The legal battle will determine how much Samsung will pay to Apple in damages for allegedly copying design elements of the iPhone.

Bangkok, Thailand - December 12, 2015 : Apple iPhone5s held in one hand showing its screen with numpad for entering the passcode.

Apple and Samsung will head to the US Supreme Court today, in a landmark case over patent infringement of the iPhone.

The case – which will be the first the court has heard involving design patents for more than 120 years – was opened in 2011, when Apple sued Samsung for patent infringement, reports the Financial Times.

A jury in California awarded Apple $400 million (£326 million) in damages in 2012 after Samsung allegedly copied the iPhone’s grid system for displaying app icons and the phone’s rounded edges. The damages were based on Samsung’s profits from the devices.

Scale of damages

Now, the case has been taken to the highest federal court in the US. However, the court will not be considering whether Samsung copied Apple with the design of its Galaxy smartphone, but the scale of the damages owed.

Samsung claims the damages ordered by the lower court are “disproportionate”, and should instead be based on the profits made from specific parts of the product which have been infringed.

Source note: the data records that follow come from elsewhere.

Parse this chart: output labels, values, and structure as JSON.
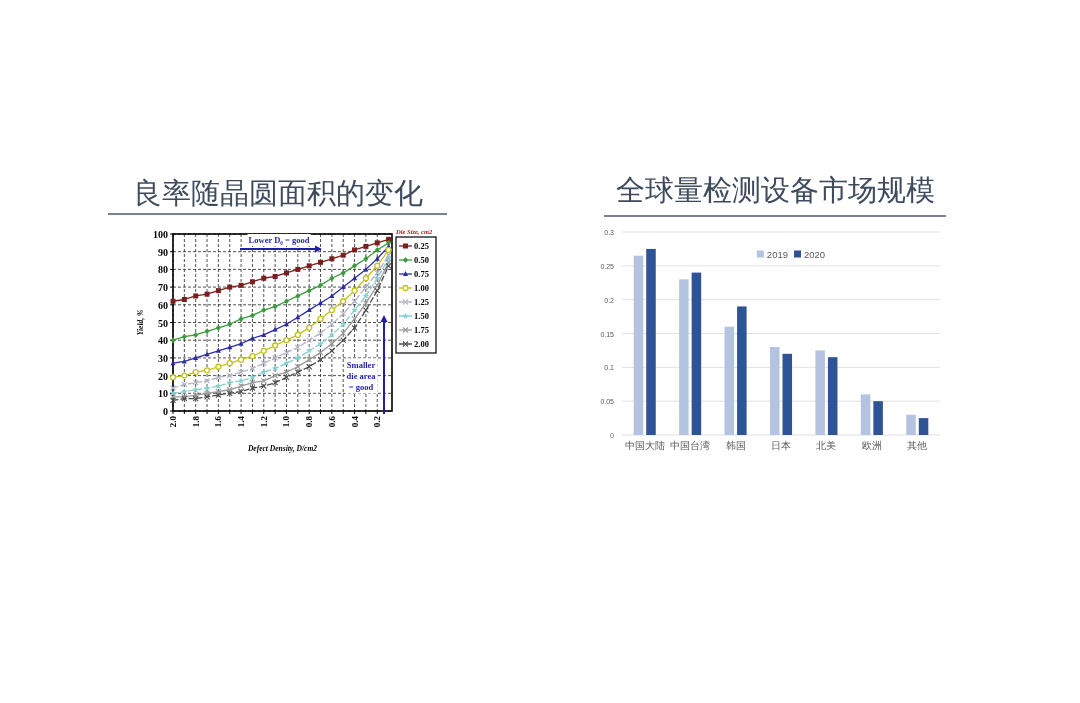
{
  "chart_data": [
    {
      "type": "line",
      "title": "良率随晶圆面积的变化",
      "xlabel": "Defect Density, D/cm2",
      "ylabel": "Yield, %",
      "legend_title": "Die Size, cm2",
      "x": [
        2.0,
        1.9,
        1.8,
        1.7,
        1.6,
        1.5,
        1.4,
        1.3,
        1.2,
        1.1,
        1.0,
        0.9,
        0.8,
        0.7,
        0.6,
        0.5,
        0.4,
        0.3,
        0.2,
        0.1
      ],
      "series": [
        {
          "name": "0.25",
          "color": "#7b1e1e",
          "marker": "square",
          "line_style": "solid",
          "values": [
            62,
            63,
            65,
            66,
            68,
            70,
            71,
            73,
            75,
            76,
            78,
            80,
            82,
            84,
            86,
            88,
            91,
            93,
            95,
            97
          ]
        },
        {
          "name": "0.50",
          "color": "#3c9a3c",
          "marker": "diamond",
          "line_style": "solid",
          "values": [
            40,
            42,
            43,
            45,
            47,
            49,
            52,
            54,
            57,
            59,
            62,
            65,
            68,
            71,
            75,
            78,
            82,
            86,
            91,
            95
          ]
        },
        {
          "name": "0.75",
          "color": "#2c2ca3",
          "marker": "triangle",
          "line_style": "solid",
          "values": [
            27,
            28,
            30,
            32,
            34,
            36,
            38,
            41,
            43,
            46,
            49,
            53,
            57,
            61,
            65,
            70,
            75,
            80,
            86,
            93
          ]
        },
        {
          "name": "1.00",
          "color": "#c2c21a",
          "marker": "circle",
          "line_style": "solid",
          "values": [
            19,
            20,
            22,
            23,
            25,
            27,
            29,
            31,
            34,
            37,
            40,
            43,
            47,
            52,
            57,
            62,
            68,
            75,
            82,
            91
          ]
        },
        {
          "name": "1.25",
          "color": "#b3b3c6",
          "marker": "cross",
          "line_style": "dashed",
          "values": [
            13,
            15,
            16,
            17,
            19,
            20,
            22,
            24,
            27,
            30,
            33,
            36,
            40,
            44,
            49,
            55,
            62,
            70,
            78,
            88
          ]
        },
        {
          "name": "1.50",
          "color": "#86d0d0",
          "marker": "star",
          "line_style": "dashed",
          "values": [
            10,
            11,
            12,
            13,
            14,
            16,
            17,
            19,
            22,
            24,
            27,
            30,
            34,
            38,
            43,
            49,
            57,
            65,
            75,
            86
          ]
        },
        {
          "name": "1.75",
          "color": "#9a9a9a",
          "marker": "cross",
          "line_style": "solid",
          "values": [
            8,
            8,
            9,
            10,
            11,
            12,
            14,
            16,
            17,
            20,
            22,
            25,
            29,
            33,
            38,
            44,
            52,
            61,
            71,
            84
          ]
        },
        {
          "name": "2.00",
          "color": "#4d4d4d",
          "marker": "cross",
          "line_style": "dashed",
          "values": [
            6,
            7,
            7,
            8,
            9,
            10,
            11,
            13,
            14,
            16,
            19,
            22,
            25,
            29,
            34,
            40,
            47,
            57,
            68,
            82
          ]
        }
      ],
      "xlim": [
        2,
        0.07
      ],
      "xticks": [
        {
          "value": 2,
          "label": "2.0"
        },
        {
          "value": 1.9,
          "label": null
        },
        {
          "value": 1.8,
          "label": "1.8"
        },
        {
          "value": 1.7,
          "label": null
        },
        {
          "value": 1.6,
          "label": "1.6"
        },
        {
          "value": 1.5,
          "label": null
        },
        {
          "value": 1.4,
          "label": "1.4"
        },
        {
          "value": 1.3,
          "label": null
        },
        {
          "value": 1.2,
          "label": "1.2"
        },
        {
          "value": 1.1,
          "label": null
        },
        {
          "value": 1,
          "label": "1.0"
        },
        {
          "value": 0.9,
          "label": null
        },
        {
          "value": 0.8,
          "label": "0.8"
        },
        {
          "value": 0.7,
          "label": null
        },
        {
          "value": 0.6,
          "label": "0.6"
        },
        {
          "value": 0.5,
          "label": null
        },
        {
          "value": 0.4,
          "label": "0.4"
        },
        {
          "value": 0.3,
          "label": null
        },
        {
          "value": 0.2,
          "label": "0.2"
        }
      ],
      "ylim": [
        0,
        100
      ],
      "yticks": [
        0,
        10,
        20,
        30,
        40,
        50,
        60,
        70,
        80,
        90,
        100
      ],
      "grid": true,
      "legend": "right",
      "annotations": [
        "Lower D₀ = good",
        "Smaller die area = good"
      ]
    },
    {
      "type": "bar",
      "title": "全球量检测设备市场规模",
      "categories": [
        "中国大陆",
        "中国台湾",
        "韩国",
        "日本",
        "北美",
        "欧洲",
        "其他"
      ],
      "series": [
        {
          "name": "2019",
          "color": "#b4c4e0",
          "values": [
            0.265,
            0.23,
            0.16,
            0.13,
            0.125,
            0.06,
            0.03
          ]
        },
        {
          "name": "2020",
          "color": "#2f5496",
          "values": [
            0.275,
            0.24,
            0.19,
            0.12,
            0.115,
            0.05,
            0.025
          ]
        }
      ],
      "ylim": [
        0,
        0.3
      ],
      "yticks": [
        0,
        0.05,
        0.1,
        0.15,
        0.2,
        0.25,
        0.3
      ],
      "grid": "y",
      "legend": "top"
    }
  ]
}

The Korean phone manufacturer has also released a statement ahead of the hearing, saying: “Samsung took this case to the Supreme Court because we believe the way design patent law has been interpreted is not in line with modern times because it discourages competition, innovation and consumer choice.

Apple “stifles innovation”

“The problem is that Apple wants a rule that stifles innovation – including innovation in design – by discouraging the development and marketing of new products. According to Apple, a patent holder of one design feature on a smartphone is entitled to the profits from the sale of the entire phone. With more than 200,000 patents in a smartphone, such a rule undervalues the contributions made by the other hundreds of thousands of patent holders to that smartphone.”

Apple has presented a counter-argument that Samsung has not presented enough evidence to support its arguments.

The Supreme Court is expected to reveal its decision in June 2017.